In this study, we aimed to evaluate the associations between pericarotid fat density (PFD) and various risk characteristics of carotid plaque.

METHODS

We retrospectively evaluated consecutive patients who were subjected to both high-resolution MRI and carotid artery CT angiography CTA at our institution between January 2016 and April 2021. The section of the carotid artery with the most severe lumen stenosis was selected from each patient for analysis. Two separated regions of interest (ROI) (each with an area of 2.5 mm and located at least 1 mm from the outer margin of the carotid artery wall) were defined in the perivascular fat tissue. The mean value of PFD (mean HU) was measured on the plaque side and the same axial non-plaque side. Then, the bilateral difference (D-value HU) was calculated (plaque side mean HU minus non-plaque side mean HU). According to carotid plaque risk characteristics (American Heart Association VI type [AHA VI], intraplaque hemorrhage [IPH], thinning and/or rupture of the fibrous cap [TRFC], lipid-rich necrotic core [LRNC], and calcification [CA]), the associations between PFD and five different risk characteristic subgroups were analyzed.

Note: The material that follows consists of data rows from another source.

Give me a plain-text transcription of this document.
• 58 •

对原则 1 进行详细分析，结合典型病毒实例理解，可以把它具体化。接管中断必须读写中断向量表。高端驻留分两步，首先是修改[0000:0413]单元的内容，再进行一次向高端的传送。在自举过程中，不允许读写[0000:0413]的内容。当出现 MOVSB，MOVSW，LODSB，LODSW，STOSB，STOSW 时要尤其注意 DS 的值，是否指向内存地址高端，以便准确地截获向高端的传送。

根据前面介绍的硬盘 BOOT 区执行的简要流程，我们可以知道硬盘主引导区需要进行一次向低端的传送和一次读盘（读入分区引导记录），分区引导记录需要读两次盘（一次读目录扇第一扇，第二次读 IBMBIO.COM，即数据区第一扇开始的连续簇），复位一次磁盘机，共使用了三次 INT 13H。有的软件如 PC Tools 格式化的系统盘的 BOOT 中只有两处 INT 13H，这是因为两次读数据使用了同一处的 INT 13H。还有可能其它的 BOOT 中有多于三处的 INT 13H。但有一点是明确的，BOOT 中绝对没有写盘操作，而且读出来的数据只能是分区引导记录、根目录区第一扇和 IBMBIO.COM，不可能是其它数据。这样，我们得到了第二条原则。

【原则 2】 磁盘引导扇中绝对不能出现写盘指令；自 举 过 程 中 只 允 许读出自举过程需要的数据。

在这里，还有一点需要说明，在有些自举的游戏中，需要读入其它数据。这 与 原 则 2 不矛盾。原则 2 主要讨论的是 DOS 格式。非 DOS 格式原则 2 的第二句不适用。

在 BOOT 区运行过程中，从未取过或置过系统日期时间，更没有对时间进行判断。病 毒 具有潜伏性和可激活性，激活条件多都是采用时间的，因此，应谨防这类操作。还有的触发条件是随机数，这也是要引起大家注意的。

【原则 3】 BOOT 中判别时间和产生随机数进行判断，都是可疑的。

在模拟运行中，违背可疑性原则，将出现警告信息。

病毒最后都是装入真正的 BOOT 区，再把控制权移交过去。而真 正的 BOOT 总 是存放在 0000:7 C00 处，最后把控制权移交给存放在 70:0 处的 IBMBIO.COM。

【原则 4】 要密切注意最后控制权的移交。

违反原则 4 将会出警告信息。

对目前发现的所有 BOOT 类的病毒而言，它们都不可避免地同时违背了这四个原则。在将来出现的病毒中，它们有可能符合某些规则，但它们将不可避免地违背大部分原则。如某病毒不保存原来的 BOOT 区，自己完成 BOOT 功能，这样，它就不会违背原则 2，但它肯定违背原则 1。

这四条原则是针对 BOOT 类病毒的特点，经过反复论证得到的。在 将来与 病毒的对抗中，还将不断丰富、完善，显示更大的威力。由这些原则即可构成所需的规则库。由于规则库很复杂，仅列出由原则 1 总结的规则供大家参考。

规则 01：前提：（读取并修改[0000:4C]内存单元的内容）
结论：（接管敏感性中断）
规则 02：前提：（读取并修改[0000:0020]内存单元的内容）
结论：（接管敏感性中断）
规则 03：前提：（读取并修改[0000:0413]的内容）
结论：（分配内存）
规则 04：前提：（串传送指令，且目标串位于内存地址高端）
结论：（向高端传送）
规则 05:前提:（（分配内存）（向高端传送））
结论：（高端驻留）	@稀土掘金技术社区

The Student's t-test, Mann-Whitney U test, and Chi-square test were used to compare differences between different risk subgroups. Receiver operating characteristic (ROC) curve analysis was used to evaluate the predictive efficacy of PFD for carotid plaque risk characteristics. P < 0.05 was considered statistically significant.

RESULTS

A total of 71 eligible patients (mean age 61.25 ± 10.35 years, 57 male) were examined in this study. For the plaque side and the non-plaque side, the mean PFD values were -36.25 ± 20.65 HU and -66.87 ± 15.00 HU, respectively. In the non-AHA VI and AHA VI subgroups, the values for the mean HU of the plaque side were -49.50 ± 20.53 and -33.55 ± 19.78, respectively (P = 0.014). The D-value HU was higher for the AHA VI group compared to the non-AHA VI group (33.61 ± 16.72 vs. 15.91 ± 14.52, respectively; P = 0.001). Compared to the non-IPH subgroup, the IPH subgroup had a higher mean HU value for the plaque side (-47.68 ± 18.26 vs. -29.63 ± 19.16, respectively; P < 0.001) and a higher D-value HU (17.80 ± 13.27 vs. 38.03 ± 15.46, respectively; P < 0.001). Compared to the low risk non-TRFC subgroup, the TRFC subgroup had a higher D-value HU (24.51 ± 16.16 vs. 33.55 ± 17.65, respectively; P = 0.042). The D-value of PFD was found to be a significant predictor of both AHA VI classification (AUC: 0.79; SE: 64.41%; SP: 83.33%; P = 0.0001) and IPH (AUC: 0.83; SE: 88.89%; SP: 65.38%; P < 0.0001).

CONCLUSION

Our study found that PFD was significantly associated with high risk AHA VI plaque characterization, IPH, and TRFC. Therefore, PFD has the potential to be used as an indirect clinical marker of plaque instability.